Democrats saw the writing on the wall a long time ago. They may have gotten their guy in the White House. But far too many conservatives are at the state level.

And these leaders are destroying the left’s biggest golden calves.

Republicans are pushing strong, conservative laws from state to state. Democrats have huffed and puffed, but it doesn’t seem like they can stop them. Now, following states like Texas and Mississippi, another state passed a strict pro-life law.

From Fox News:

The Oklahoma House passed a near-total abortion ban on Tuesday – the only exception being to save the life of the mother – with overwhelming support in the chamber.

The bill, which passed 70-14, now goes to Republican Gov. Kevin Stitt’s desk. He has said he will support any anti-abortion legislation.

If signed into law, it would make performing an abortion a felony, publishable by up to 10 years in prison and a $100,000 fine.

Democrats are having a pretty dreadful day. They knew that if Texas was able to get their “Heartbeat” bill through, the damn would break. And break it did.

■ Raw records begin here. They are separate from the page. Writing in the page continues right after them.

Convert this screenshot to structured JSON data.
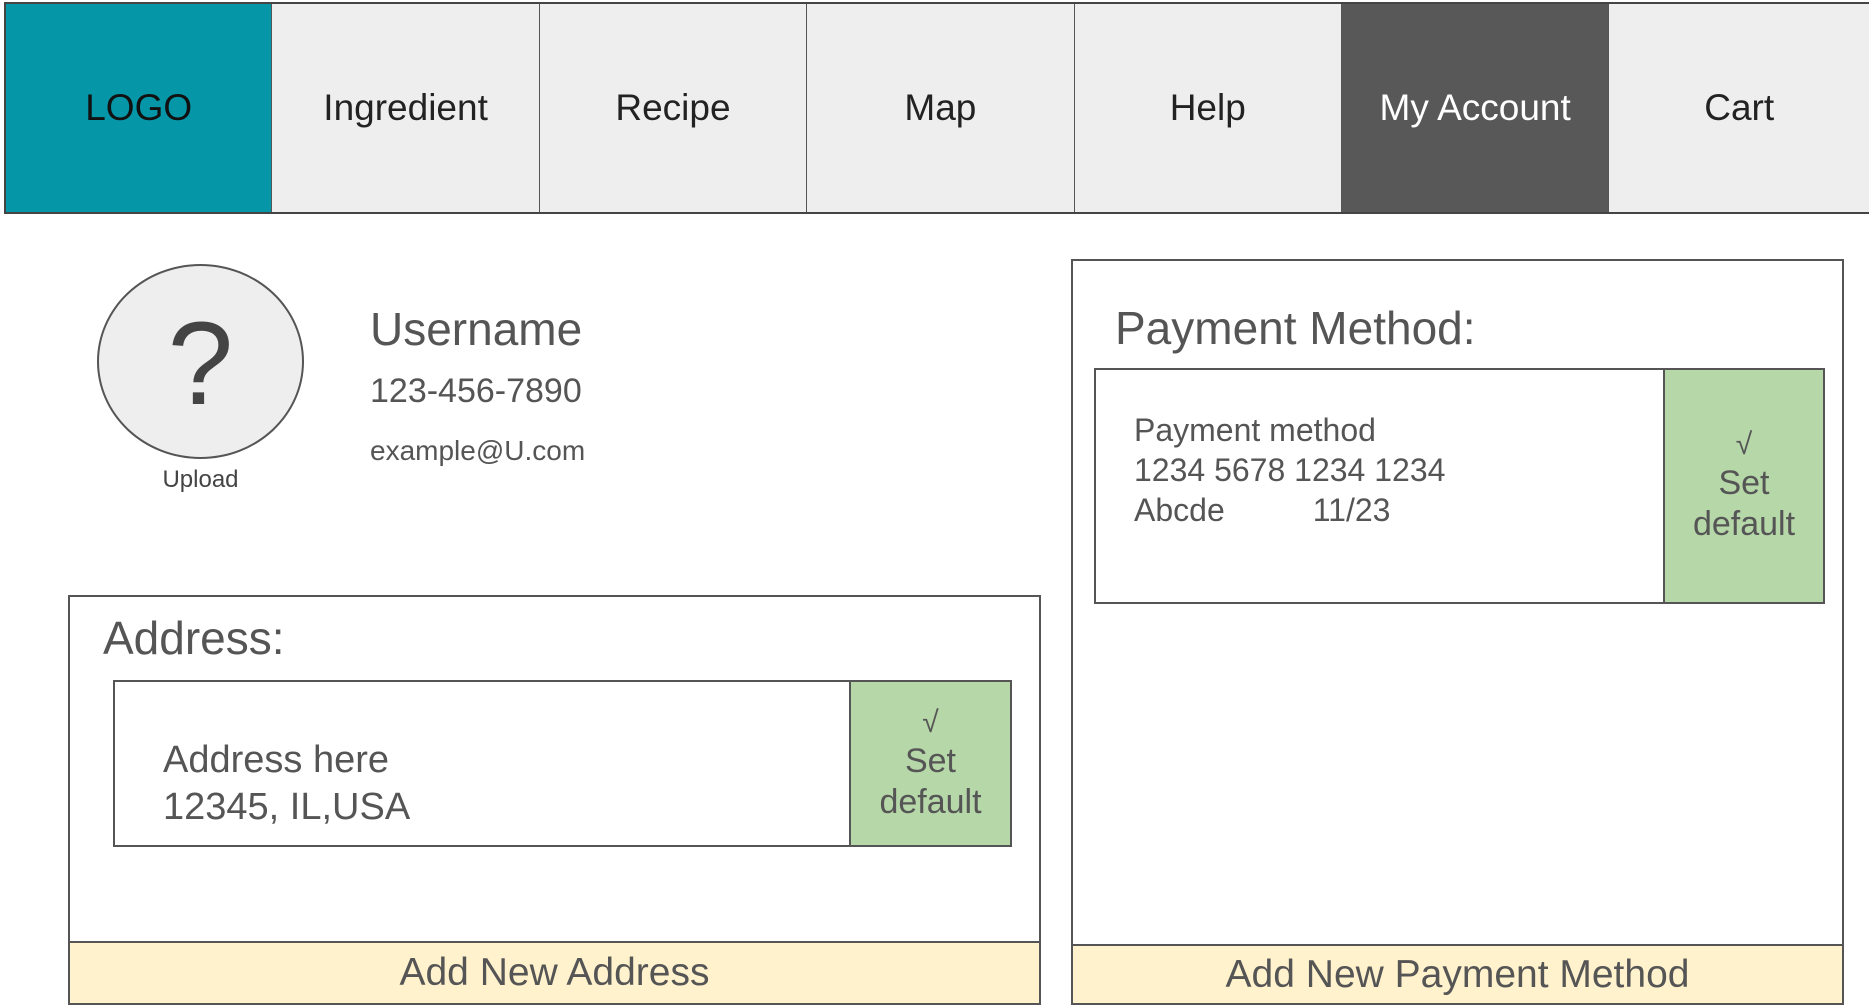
{
  "nav": {
    "items": [
      {
        "label": "LOGO"
      },
      {
        "label": "Ingredient"
      },
      {
        "label": "Recipe"
      },
      {
        "label": "Map"
      },
      {
        "label": "Help"
      },
      {
        "label": "My Account",
        "active": true
      },
      {
        "label": "Cart"
      }
    ]
  },
  "profile": {
    "avatar_glyph": "?",
    "upload_label": "Upload",
    "username": "Username",
    "phone": "123-456-7890",
    "email": "example@U.com"
  },
  "address": {
    "title": "Address:",
    "entry_line1": "Address here",
    "entry_line2": "12345, IL,USA",
    "set_default_check": "√",
    "set_default_line1": "Set",
    "set_default_line2": "default",
    "add_button": "Add New Address"
  },
  "payment": {
    "title": "Payment Method:",
    "entry_line1": "Payment method",
    "card_number": "1234 5678 1234 1234",
    "holder_name": "Abcde",
    "expiry": "11/23",
    "set_default_check": "√",
    "set_default_line1": "Set",
    "set_default_line2": "default",
    "add_button": "Add New Payment Method"
  },
  "colors": {
    "logo_bg": "#0596a8",
    "active_tab_bg": "#585858",
    "tab_bg": "#eeeeee",
    "default_btn_bg": "#b6d7a8",
    "add_btn_bg": "#fff2cc"
  }
}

Oklahoma’s House passed a near-total ban on abortion, with an overwhelming majority of 70-14. The bill will go to the governor’s desk, who vowed to sign any pro-life bills.

This bill goes much further than anything we’ve seen in recent years. Not only do abortion providers face a $100,000 fine—but they can face 10 years in prison.

You can hear the liberals screaming, can’t you?

The only exception to this law is if the mother’s life is in jeopardy. This provision ensures that a doctor can perform an abortion, should a pregnancy pose a serious threat to the mother.

Otherwise, Oklahoma is poised to become the most pro-life state in the country.

There will almost certainly be lawsuits, once this bill is signed into law. Pro-choice groups are probably already preparing their suits.

But they might not get much traction, given the current cases being heard by the Supreme Court. The highest court is presently deciding on laws out of Texas and Mississippi.